La BCE fait l’autruche… pour le moment

Sans surprise, la BCE a laissé l’ensemble de ses taux inchangés, confirmé la fin du QE pour cette année et le « forward guidance » sur une stabilité des taux jusqu’à l’été prochain.

Malgré l’accumulation d’indicateurs avancés en demi-teinte, le commentaire sur les perspectives de croissance et d’inflation est resté largement inchangé, la BCE gardant une posture résolument optimiste. Toutefois, derrière cette façade, semble se dessiner un début de prudence, M. Draghi insistant sur le fait que les risques sur la croissance sont « encore » équilibrés. Inquiétude au sujet des chiffres de PIB du deuxième trimestre, sur le risque de guerre des changes qui pousserait l’euro à la hausse et l’issue du conflit commercial avec les Etats-Unis ?

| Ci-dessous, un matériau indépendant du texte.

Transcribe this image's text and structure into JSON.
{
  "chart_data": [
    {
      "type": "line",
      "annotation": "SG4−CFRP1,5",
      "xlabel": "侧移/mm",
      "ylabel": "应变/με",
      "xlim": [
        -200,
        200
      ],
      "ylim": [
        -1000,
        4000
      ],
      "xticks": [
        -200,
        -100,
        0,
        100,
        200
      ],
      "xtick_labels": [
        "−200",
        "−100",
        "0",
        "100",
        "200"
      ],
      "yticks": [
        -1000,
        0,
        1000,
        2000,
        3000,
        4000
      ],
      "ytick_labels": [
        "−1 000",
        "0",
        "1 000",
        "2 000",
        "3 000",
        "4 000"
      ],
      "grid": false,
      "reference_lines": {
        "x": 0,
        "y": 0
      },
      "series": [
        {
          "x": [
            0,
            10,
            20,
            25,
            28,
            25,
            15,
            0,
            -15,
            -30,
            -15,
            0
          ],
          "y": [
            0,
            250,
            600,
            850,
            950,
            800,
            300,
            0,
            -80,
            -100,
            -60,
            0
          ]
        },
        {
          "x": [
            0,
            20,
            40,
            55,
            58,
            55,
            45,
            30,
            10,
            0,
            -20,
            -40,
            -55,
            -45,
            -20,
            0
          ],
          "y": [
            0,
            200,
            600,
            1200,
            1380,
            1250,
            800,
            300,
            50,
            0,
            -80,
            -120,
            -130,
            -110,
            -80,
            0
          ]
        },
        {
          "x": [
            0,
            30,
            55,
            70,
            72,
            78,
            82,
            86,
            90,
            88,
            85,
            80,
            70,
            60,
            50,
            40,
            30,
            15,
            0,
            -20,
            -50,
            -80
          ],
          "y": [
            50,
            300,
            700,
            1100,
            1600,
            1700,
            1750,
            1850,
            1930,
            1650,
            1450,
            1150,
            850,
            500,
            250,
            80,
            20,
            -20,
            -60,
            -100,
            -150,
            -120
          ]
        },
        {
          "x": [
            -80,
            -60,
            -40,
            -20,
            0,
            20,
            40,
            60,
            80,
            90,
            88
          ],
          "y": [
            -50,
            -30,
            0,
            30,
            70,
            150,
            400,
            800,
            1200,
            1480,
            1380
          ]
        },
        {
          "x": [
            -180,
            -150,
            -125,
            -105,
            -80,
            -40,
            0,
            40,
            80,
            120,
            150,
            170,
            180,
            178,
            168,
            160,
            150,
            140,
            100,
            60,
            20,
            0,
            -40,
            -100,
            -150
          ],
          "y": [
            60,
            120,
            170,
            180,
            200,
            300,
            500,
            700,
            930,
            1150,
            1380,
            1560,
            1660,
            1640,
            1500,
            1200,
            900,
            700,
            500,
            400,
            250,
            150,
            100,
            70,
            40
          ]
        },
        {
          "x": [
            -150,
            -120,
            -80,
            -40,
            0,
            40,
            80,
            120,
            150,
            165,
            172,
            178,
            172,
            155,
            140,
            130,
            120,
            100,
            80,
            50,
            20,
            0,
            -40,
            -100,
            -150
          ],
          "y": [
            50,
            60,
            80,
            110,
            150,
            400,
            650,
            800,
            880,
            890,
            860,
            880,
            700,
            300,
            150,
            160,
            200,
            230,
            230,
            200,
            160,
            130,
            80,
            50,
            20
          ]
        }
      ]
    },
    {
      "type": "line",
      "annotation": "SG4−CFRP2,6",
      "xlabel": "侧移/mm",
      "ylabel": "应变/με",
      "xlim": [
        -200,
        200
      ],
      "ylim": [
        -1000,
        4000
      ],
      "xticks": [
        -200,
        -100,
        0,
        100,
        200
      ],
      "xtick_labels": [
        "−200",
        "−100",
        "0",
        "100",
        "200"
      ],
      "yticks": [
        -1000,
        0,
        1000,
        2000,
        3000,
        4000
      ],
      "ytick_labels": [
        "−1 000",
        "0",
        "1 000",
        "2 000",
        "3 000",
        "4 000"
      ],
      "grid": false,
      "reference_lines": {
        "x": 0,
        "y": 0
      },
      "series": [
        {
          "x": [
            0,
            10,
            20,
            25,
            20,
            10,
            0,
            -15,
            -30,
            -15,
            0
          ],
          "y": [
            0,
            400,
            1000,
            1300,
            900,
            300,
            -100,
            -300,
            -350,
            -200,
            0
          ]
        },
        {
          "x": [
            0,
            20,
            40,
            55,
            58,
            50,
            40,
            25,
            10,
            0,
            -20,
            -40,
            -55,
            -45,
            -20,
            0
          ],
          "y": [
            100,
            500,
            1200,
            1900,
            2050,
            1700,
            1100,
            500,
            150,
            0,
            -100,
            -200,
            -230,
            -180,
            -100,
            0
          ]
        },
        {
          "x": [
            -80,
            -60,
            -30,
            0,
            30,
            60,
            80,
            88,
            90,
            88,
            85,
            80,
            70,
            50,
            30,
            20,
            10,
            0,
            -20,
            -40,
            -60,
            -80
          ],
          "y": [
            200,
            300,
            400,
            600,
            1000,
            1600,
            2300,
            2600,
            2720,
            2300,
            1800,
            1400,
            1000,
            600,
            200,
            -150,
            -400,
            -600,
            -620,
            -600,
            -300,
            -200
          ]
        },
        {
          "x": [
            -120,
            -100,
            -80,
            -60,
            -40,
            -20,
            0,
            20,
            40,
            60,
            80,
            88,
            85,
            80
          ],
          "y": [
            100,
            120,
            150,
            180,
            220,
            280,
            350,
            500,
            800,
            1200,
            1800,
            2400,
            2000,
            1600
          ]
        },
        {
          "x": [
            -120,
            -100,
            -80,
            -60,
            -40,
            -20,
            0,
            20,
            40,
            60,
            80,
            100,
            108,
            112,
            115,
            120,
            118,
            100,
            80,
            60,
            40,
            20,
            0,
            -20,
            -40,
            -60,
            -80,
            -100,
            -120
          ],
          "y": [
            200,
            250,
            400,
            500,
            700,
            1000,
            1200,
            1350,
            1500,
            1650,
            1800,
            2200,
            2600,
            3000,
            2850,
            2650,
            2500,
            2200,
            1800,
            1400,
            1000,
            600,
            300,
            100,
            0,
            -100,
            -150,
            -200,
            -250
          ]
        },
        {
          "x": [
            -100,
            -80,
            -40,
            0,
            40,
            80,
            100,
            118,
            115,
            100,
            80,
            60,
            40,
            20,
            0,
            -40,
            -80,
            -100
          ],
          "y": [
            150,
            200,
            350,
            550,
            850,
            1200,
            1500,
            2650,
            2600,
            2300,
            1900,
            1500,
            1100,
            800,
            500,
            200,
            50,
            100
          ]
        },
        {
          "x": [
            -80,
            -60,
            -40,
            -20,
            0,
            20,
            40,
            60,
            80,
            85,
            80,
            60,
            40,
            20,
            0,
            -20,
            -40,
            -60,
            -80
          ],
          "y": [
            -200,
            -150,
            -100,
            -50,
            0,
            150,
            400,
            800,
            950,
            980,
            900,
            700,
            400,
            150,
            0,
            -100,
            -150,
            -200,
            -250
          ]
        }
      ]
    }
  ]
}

  • On rappellera que les prévisions de PIB de la BCE sont calées sur une croissance trimestrielle de 0.5 % entre T2 2018 et T4 2019. Le ralentissement de la croissance à 0.4 % au premier trimestre n’est perçu que comme un phénomène temporaire. Dès lors, la publication dans les prochaines semaines des chiffres du deuxième trimestre sera un facteur important pour la prévision de croissance de cette année, déjà révisée en baisse en juin à 2.1 % contre 2.4 % précédemment. Un chiffre de 0.2 % par exemple ferait glisser la prévision de croissance sous la barre des 2 %.
  • Par ailleurs, Mario Draghi a également mentionné l’appréciation du taux de change comme sujet de préoccupation. L’appréciation de 2 % du taux de change effectif en juin ajoute un risque à la baisse pour les prévisions à moyen terme, que ce soit pour la croissance ou l’inflation. Pour rappel, les estimations de la BCE indiquent qu’une hausse de 10 % du taux de change effectif a un impact négatif sur la croissance de l’ordre de 0.7 % et de 1 % à deux ans, respectivement sur la croissance et l’inflation. C’est donc un biais à la baisse de 0.1 % à 0.2 % sur la croissance et l’inflation que le scénario de septembre doit aussi intégrer.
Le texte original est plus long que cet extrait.